Je vais m'impliquer sérieusement au printemps prochain. Le bâtiment est maintenu à une température minimale durant l'hiver, décourageant la fréquentation des usagers. A moins que Louise ait trouvé une autre volontaire, je vais voir à la promotion et à l'organisation de ce fouillis. J'ai déjà des idées. Il me reste à mettre ça sur papier et à présenter ça au Comité Culture et Patrimoine.



Je viens de terminer Où es-tu? de Marc Lévy. J'ai écrit le commentaire suivant à l'intérieur : 'Belle histoire, sans plus...2/5'... J'ai de la difficulté avec certains auteurs prolifiques, qui écrivent pour assouvir l'appétit de leur éditeur, de leurs lecteurs... Rien de profond dans celui-ci. J'avais pourtant bien aimé les tout premiers chapitres, mais ça n'a jamais levé par la suite. Je vais donner les Lévy de ma PAL. Je n'ai pas vraiment envie de les lire.








A part ça... Je tricote, je tricote, je tricote... Je fais des confitures, de la compote de pommes, des soupes... L'installation de la tubulure dans l'érablière reste à faire avant notre départ pour le Texas. Ainsi que la livraison du bois de chauffage.  Les préparatifs vont bon train, ma 'checklist' s'allonge... contrairement aux jours qui raccourcissent.
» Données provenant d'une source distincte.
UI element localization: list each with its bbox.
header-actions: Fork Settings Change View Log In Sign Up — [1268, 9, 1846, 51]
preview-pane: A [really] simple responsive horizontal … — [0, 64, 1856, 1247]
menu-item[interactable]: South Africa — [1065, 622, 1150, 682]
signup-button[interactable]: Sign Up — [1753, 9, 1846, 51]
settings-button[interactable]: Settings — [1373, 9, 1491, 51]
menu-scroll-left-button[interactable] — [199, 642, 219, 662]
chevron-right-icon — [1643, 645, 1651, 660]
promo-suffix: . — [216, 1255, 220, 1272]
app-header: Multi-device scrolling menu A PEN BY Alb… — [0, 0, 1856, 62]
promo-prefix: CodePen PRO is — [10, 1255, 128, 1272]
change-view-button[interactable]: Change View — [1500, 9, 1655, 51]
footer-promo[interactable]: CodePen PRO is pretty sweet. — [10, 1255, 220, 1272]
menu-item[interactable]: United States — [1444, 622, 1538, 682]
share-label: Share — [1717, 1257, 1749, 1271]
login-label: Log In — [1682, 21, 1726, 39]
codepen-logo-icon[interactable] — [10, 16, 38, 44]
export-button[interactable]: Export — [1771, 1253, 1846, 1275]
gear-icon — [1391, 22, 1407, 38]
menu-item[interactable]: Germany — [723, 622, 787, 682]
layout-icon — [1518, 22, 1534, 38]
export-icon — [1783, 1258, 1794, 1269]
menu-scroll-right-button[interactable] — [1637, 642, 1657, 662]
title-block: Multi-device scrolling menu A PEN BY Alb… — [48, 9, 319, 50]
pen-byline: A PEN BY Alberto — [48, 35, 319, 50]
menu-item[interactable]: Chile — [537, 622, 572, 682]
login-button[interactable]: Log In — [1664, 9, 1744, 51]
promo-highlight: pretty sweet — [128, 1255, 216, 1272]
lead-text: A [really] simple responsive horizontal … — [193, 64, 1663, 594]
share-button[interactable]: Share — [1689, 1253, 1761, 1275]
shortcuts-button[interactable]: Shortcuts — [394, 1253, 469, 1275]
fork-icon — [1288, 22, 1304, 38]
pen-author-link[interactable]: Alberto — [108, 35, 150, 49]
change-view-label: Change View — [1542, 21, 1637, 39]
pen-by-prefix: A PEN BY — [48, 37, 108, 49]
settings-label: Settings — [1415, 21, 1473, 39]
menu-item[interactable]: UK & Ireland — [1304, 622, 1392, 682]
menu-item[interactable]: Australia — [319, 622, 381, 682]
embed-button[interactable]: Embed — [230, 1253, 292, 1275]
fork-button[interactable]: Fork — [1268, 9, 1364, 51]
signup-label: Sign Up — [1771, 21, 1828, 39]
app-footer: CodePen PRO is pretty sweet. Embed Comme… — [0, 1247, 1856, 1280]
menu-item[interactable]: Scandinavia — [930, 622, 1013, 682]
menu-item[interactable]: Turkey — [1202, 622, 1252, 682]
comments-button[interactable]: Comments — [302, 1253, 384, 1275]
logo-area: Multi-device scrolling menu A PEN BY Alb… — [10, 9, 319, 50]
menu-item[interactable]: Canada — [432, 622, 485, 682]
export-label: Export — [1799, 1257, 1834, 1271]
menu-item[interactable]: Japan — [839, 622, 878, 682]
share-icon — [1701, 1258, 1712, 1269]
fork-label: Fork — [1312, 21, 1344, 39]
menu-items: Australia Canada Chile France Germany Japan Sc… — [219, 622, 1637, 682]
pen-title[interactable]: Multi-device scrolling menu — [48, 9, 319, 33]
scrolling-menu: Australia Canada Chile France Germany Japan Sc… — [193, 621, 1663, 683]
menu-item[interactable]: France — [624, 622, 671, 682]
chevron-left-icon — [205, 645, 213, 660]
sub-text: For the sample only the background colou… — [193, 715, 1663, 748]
L'automne est tout de même agréable...

Note à Nicole : J'ai tenu ma promesse!

jeudi 7 septembre 2017

Un bon roman pour mes yeux fatigués...

Ce n'est absolument pas ce à quoi je m'attendais de lire lorsque j'ai pris ce roman à notre nouvelle bibliothèque libre service. La jaquette m'a intriguée, tout comme la quatrième de couverture. J'aime ça, être (agréablement) surprise. Et non déçue comme c'est souvent le cas avec mes 'prises' littéraires... J'ai découvert un auteur intelligent, avec un sens de l'humour à mon goût. Une histoire sans queue ni tête, mais tout à fait plausible. La fin m'a toutefois désappointée... Je l'imaginais plus rocambolesque... Mais je le recommande. C'est tout dire!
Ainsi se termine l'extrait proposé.